Evolvability: The model accounts for the evolution or learning of the ability it models. We need to show that not only can we model each stage of development, but that there is a progression in these models, i.e. that simple modifications take us from each stage to the next. In the case of addition we might show that developing arithmetic ability can be modelled by the gradual accumulation of program modules. We might also show how each of these modules might be automatically learnt.

Kinds of Research

We can investigate properties at several levels. We can look at inherent properties of a particular task, e.g. prove the undecidability of deduction. We can look at properties of a complete system, e.g. consider the naturalness of the dialogue conducted by a natural language understanding system. We can look at the properties of a particular technique, e.g. explore the ability of a machine learning algorithm to cope with noisy training data.
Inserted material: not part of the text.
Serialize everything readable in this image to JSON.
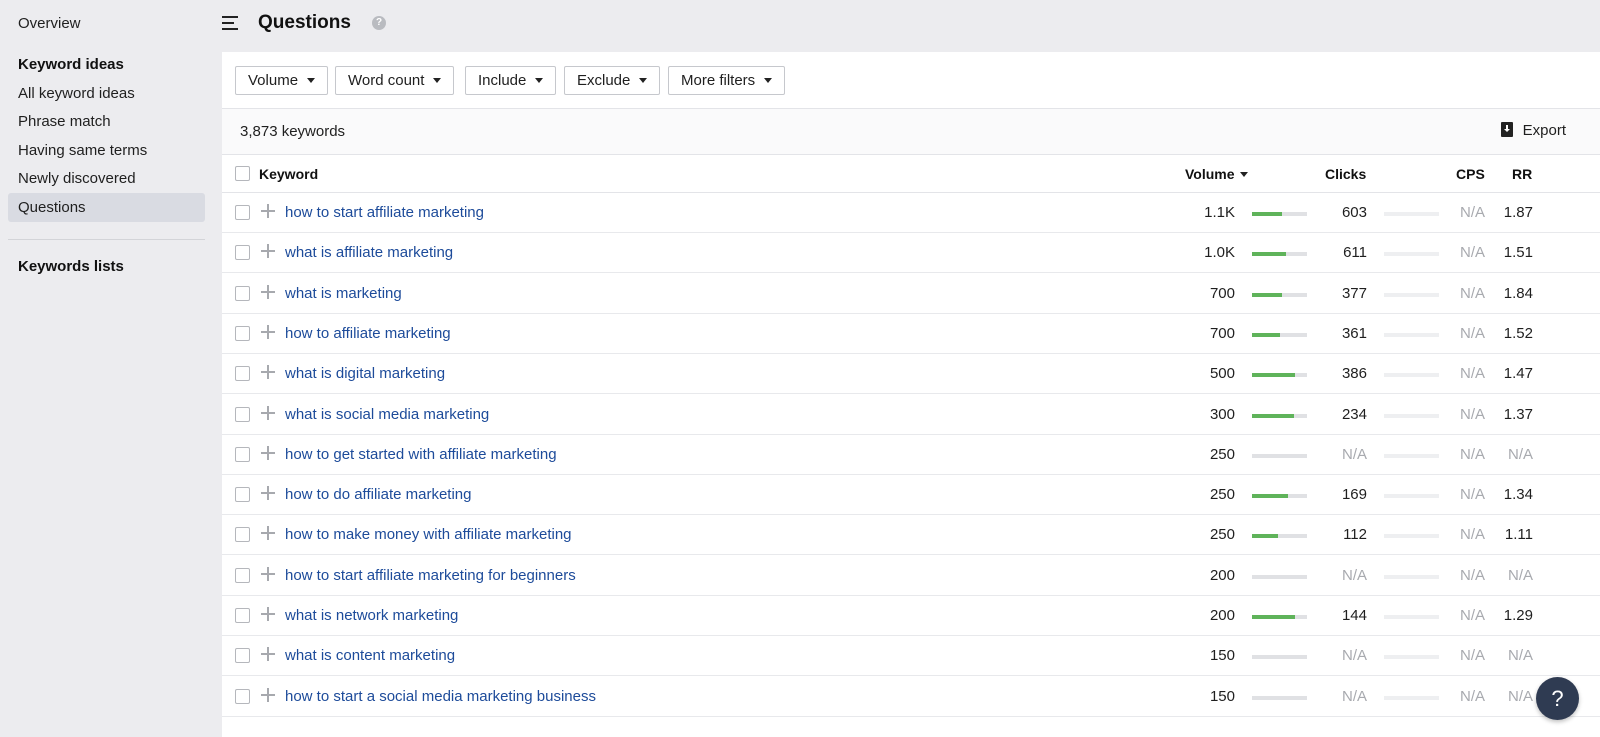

We can look at a particular parameter within a technique, e.g. find the optimal mutation rate in a genetic algorithm.

Our investigations can be theoretical, e.g. use mathematical logic to prove the completeness of a deductive procedure. They can also be experimental, e.g. testing a robot on an assembly task. Experimental investigations often start in an exploratory mode, in which we try out a program in various situations and try to spot patterns. When we think we have seen a pattern we may switch to a hypothesis testing mode. In both modes statistical methods are useful. Visualisation techniques are good for exploration, e.g. histograms, scatter plots, summary statistics. Statistical measures of significance are good for hypothesis testing.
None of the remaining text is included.